One way we can teach our children to dispute pessimistic thoughts is by revealing our own thinking process to them.  When the furnace repairman is late we can vocalize our thinking with our kids.  It might start with, “Why does this always happen to us?  It’s as if there’s a huge sign on our house saying ‘Feel free to push us to the end of the list!’”  Then we can take a breath, slow down, and begin to dispute these initial thoughts aloud.  “Well, it is Friday afternoon and there’s a lot of traffic out there.  Maybe he’s stuck in it.  And I guess we are lucky that he offered to come today rather than let us freeze until tomorrow.  It’s not completely true that repairmen are always late to our house.  The plumber who fixed our outdoor spigots came early last month.”  Once we get started, we could even have our kids help us continue disputing our pessimistic stance.

Showing our children our thinking processes and the way we handle them not only teaches them how to become optimists, but gives us more practice thinking this way.  Just because I’m writing about this doesn’t mean I’m out there doing it daily.  Like most of us, I need to commit to practicing optimistic thinking more often.  As I tell my kids, “It’s simple.
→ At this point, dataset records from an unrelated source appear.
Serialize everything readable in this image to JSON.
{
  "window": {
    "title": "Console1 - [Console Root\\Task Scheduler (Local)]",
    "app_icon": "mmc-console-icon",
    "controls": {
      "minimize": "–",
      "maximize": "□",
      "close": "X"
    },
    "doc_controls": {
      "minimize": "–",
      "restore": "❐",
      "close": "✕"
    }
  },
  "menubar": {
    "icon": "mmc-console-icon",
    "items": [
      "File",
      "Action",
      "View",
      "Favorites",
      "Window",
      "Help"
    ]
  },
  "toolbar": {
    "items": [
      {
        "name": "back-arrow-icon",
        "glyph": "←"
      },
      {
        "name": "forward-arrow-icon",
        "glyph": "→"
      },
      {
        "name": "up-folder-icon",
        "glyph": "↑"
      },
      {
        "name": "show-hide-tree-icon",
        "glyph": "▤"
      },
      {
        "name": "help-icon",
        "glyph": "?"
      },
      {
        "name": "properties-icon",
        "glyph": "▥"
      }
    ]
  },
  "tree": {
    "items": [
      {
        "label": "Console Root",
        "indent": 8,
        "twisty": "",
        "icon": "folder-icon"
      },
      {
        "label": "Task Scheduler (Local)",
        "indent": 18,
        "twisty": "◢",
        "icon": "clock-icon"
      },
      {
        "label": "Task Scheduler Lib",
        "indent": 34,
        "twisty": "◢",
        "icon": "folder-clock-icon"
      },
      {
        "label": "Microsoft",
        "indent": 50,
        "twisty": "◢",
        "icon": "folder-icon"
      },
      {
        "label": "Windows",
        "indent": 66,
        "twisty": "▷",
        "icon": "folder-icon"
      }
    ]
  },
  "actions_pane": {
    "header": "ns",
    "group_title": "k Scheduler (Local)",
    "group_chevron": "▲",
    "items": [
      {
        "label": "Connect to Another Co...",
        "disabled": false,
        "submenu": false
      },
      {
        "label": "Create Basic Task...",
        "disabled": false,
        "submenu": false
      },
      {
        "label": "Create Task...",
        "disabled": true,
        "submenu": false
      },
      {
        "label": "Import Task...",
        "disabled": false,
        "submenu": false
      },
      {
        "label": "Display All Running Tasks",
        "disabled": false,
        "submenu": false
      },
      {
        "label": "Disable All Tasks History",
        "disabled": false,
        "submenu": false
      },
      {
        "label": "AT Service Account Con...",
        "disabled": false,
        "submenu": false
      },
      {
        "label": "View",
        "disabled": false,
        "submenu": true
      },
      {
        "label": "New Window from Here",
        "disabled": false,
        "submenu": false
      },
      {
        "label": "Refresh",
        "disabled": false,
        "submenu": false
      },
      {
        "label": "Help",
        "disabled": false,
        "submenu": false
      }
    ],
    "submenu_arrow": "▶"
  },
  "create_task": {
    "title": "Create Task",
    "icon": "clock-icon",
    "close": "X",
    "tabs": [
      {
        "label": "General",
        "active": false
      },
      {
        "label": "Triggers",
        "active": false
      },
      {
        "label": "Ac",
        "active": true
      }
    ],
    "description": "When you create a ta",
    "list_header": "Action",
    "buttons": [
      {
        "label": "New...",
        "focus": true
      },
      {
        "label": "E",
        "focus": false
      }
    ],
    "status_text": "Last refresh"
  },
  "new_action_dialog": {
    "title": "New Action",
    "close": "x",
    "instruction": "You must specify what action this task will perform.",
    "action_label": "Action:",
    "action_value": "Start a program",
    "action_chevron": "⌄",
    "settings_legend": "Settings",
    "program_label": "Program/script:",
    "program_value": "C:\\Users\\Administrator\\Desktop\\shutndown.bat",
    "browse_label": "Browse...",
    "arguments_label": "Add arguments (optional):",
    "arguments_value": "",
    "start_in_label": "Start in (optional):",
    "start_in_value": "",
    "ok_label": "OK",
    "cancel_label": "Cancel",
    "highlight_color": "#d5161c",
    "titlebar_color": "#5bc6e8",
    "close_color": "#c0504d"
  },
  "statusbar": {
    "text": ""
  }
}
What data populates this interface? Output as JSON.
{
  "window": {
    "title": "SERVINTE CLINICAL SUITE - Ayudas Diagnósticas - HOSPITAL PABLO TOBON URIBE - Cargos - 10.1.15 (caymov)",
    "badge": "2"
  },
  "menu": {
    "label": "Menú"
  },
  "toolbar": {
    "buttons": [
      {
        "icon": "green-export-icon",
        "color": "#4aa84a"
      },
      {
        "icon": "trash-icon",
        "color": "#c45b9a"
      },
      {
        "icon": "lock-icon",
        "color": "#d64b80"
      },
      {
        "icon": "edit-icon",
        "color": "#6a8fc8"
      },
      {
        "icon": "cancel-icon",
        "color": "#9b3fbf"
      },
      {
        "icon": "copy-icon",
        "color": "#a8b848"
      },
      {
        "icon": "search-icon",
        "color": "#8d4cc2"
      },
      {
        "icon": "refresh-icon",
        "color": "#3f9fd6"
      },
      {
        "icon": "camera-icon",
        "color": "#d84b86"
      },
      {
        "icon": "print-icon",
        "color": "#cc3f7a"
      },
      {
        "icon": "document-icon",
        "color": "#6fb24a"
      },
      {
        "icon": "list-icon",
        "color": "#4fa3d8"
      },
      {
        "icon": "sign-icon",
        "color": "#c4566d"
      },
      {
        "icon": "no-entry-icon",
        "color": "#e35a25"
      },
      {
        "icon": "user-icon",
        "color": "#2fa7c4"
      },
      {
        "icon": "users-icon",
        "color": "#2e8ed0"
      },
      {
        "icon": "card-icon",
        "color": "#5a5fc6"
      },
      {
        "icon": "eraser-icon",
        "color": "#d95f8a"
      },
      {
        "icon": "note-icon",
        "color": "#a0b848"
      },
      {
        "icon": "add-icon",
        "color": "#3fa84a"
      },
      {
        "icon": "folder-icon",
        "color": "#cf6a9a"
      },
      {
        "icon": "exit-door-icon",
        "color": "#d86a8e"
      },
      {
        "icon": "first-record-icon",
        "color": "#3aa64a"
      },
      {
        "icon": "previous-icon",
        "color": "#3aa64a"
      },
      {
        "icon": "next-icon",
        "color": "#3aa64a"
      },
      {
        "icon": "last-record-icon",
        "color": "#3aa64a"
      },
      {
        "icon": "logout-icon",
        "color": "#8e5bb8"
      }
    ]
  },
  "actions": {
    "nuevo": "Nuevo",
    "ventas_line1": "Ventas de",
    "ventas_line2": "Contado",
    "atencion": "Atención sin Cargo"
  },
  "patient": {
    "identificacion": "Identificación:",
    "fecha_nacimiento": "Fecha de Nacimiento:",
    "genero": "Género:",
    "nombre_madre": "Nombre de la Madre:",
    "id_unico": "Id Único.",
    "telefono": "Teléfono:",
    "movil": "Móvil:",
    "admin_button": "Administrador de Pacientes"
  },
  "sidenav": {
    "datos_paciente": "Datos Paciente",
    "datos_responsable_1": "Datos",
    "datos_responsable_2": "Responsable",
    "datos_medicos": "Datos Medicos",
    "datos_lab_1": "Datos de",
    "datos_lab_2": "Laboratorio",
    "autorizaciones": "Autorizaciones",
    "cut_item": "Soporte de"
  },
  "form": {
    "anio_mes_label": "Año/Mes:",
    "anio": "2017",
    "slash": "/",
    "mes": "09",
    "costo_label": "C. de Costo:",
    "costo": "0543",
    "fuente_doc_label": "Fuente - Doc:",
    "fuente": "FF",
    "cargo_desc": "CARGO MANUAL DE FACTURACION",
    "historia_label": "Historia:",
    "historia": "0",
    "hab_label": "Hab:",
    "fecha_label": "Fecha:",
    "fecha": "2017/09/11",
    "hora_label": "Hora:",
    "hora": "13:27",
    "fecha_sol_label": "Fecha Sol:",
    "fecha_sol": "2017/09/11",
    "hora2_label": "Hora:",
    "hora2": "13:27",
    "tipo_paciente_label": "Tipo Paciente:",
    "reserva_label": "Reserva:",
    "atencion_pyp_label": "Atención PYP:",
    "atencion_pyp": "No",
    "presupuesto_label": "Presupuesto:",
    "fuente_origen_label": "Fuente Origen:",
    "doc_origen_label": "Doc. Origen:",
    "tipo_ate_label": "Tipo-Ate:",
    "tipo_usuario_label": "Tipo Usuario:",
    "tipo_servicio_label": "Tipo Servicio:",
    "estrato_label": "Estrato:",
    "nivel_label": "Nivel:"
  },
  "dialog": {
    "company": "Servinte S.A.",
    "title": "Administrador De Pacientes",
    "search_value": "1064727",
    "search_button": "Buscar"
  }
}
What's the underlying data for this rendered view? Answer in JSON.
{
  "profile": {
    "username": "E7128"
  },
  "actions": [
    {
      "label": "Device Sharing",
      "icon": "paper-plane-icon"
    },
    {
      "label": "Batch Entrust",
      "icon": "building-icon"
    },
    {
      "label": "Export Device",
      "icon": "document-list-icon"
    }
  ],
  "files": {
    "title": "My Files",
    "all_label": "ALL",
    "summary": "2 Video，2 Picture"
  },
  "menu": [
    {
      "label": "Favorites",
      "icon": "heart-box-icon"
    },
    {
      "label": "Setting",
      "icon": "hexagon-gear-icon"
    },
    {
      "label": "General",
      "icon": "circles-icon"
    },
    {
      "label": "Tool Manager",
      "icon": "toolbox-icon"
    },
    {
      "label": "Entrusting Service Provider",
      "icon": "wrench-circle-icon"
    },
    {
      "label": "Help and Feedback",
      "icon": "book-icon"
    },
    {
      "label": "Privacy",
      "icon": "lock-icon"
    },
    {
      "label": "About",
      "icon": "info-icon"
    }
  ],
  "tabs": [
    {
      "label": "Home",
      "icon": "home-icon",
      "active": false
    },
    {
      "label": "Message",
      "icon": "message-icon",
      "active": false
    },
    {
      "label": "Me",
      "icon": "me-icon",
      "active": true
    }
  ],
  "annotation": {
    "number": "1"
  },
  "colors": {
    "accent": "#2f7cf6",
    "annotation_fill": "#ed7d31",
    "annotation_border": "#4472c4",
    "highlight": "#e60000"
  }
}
We become best at what we practice most.”

Annie’s reading did progress over time.  Her improvement trajectory was not a smooth upward slope, but rather jagged leaps and bounds throughout the year.  In the end the thing that helped most was reminding her that her “problem” was temporary.  Annie’s still not in the reading group that she wishes she were in, but she’s much less frustrated about reading now.  We regularly find her reading chapter books aloud to her stuffed animals or hamsters with the pride of having accomplished a long-awaited skill.